What is the actual percentage of people exclusively listening to vinyl vs digital?


I well remember in the ‘80s when we were amazed and thrilled by CD.
Wow, no more pops and clicks and all the physical benefits.
Seems so many abandoned vinyl.
But now, with so much convenience, available content and high SQ seems even dedicated vinylholics have again abandoned vinyl and embraced digital. However, there is clearly a new resurgence in analog.
But I look at, for example, whitecamaro’s “List of amplifiers...” thread and no one seems interested in analog!
To me, it seems strange when auditioning “$100Kish gear, that vinyl doesn’t enter the picture or conversation.
mglik
@chakster 

I’m talking about lazy audiophiles and 90% of the a’gon members are over 60, they are often complaining that it’s too complicated for them to flip vinyl record while they are listening to music, and “clicks and pops” are so annoying for them, so they discovered better format and this format is CD (sensational news).

Again, I think you are over-gereralizing.

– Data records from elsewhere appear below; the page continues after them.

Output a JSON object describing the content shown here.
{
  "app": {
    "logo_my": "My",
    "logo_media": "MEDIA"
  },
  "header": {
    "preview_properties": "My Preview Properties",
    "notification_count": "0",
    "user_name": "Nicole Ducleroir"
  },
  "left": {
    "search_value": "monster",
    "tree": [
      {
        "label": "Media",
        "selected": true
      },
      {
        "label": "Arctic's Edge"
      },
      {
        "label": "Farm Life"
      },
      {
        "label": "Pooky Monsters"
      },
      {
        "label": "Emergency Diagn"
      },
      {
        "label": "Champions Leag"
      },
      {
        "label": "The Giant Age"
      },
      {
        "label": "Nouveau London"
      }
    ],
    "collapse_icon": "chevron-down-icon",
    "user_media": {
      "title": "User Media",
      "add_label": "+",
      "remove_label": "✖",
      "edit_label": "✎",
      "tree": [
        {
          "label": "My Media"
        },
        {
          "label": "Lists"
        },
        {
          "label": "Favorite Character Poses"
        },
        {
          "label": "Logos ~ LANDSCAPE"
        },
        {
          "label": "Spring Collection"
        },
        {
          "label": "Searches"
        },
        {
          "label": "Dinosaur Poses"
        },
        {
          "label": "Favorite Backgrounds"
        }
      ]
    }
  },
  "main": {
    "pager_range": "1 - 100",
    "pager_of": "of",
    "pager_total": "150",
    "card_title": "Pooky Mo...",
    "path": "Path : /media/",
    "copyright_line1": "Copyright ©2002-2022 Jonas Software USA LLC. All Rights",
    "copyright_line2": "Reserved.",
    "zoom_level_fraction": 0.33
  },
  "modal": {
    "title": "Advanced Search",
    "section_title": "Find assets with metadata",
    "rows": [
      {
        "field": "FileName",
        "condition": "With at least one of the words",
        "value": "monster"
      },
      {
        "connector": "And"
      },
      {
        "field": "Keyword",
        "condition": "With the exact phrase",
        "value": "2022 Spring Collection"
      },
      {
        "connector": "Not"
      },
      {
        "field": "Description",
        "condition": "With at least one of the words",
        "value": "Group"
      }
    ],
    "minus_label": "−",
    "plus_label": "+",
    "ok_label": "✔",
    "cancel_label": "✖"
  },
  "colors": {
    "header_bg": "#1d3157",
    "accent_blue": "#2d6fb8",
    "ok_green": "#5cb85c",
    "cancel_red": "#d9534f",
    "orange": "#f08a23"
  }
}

I’m 63. Many in my age group left vinyl completely by the 90’s and went to primarily CD’s, and then to streaming. It was a natural progression, and most didn’t want to reinvest in a turntable rig after 30 years. Some, as I, did. But that has nothing to do with laziness, just how the music media changed and also what the manufacturers were concentrating on. When CD’s were released, and I went to a high end audio shop back then, believe me, they were pushing CD players, not turntables. That was the future, and that is what they were pushing.

Its a shame, but that was just the reality.
I’m an old fart. I never stopped listening to vinyl, it has slowly been going down in relative use. For a long time my system would oscillation between the analog sounding a lot better and not so much better. So now I have a top of the line music server and a near the top new Linn LP12 with 2,000 albums. The analog side is better than the digital side... but finally both are very satisfying. I play albums about 15% of the time. It is fun to hear the extra level of detail. but I’m not that fond of getting up every 20 minutes. Sometimes it is just fun to search for used vinyl, clean, and play it. On the other hand I have access to hundreds of thousands of albums via music server to explore and only 2,000 albums.
A better question would be what is the percentage of people (humans) that don't know the difference.
Again, I think you are over-gereralizing. I’m 63. Many in my age group left vinyl completely by the 90’s and went to primarily CD’s, and then to streaming.

Maybe, but I’m 45 this year and I sold all my CDs in the early 90’s and since that time I don’t have anything but vinyl/turntables in my system and keep searching and buying OG records all the time (if i’m not completely broke). A friend came with his high-end DAC and high resolution streaming to compare digital to analog in my system, the original LP was so much better that high resolution digital (he was upset a bit). Many of my younger friends are into vinyl, very few are into both vinyl and digital.

But we’re in Russia, St.Petersburg. Maybe it’s a cultural difference. Also different generation as I said earlier.

I don’t thing digital is natural progression from analog. Digital is ok only for new music recorded on digital master. But digital copy from good analog tape is bad. For old music lovers digital can’t replace the analog. There are oustanding quality records recorded in the 70’s (my favorite period).



"Amazed and thrilled" by CD? I hardly think so. The initial CD machines were awful. It was obvious that the format was going to fly as it was so convenient relative to vinyl and you could play it in your car. Anything would be better than cassettes.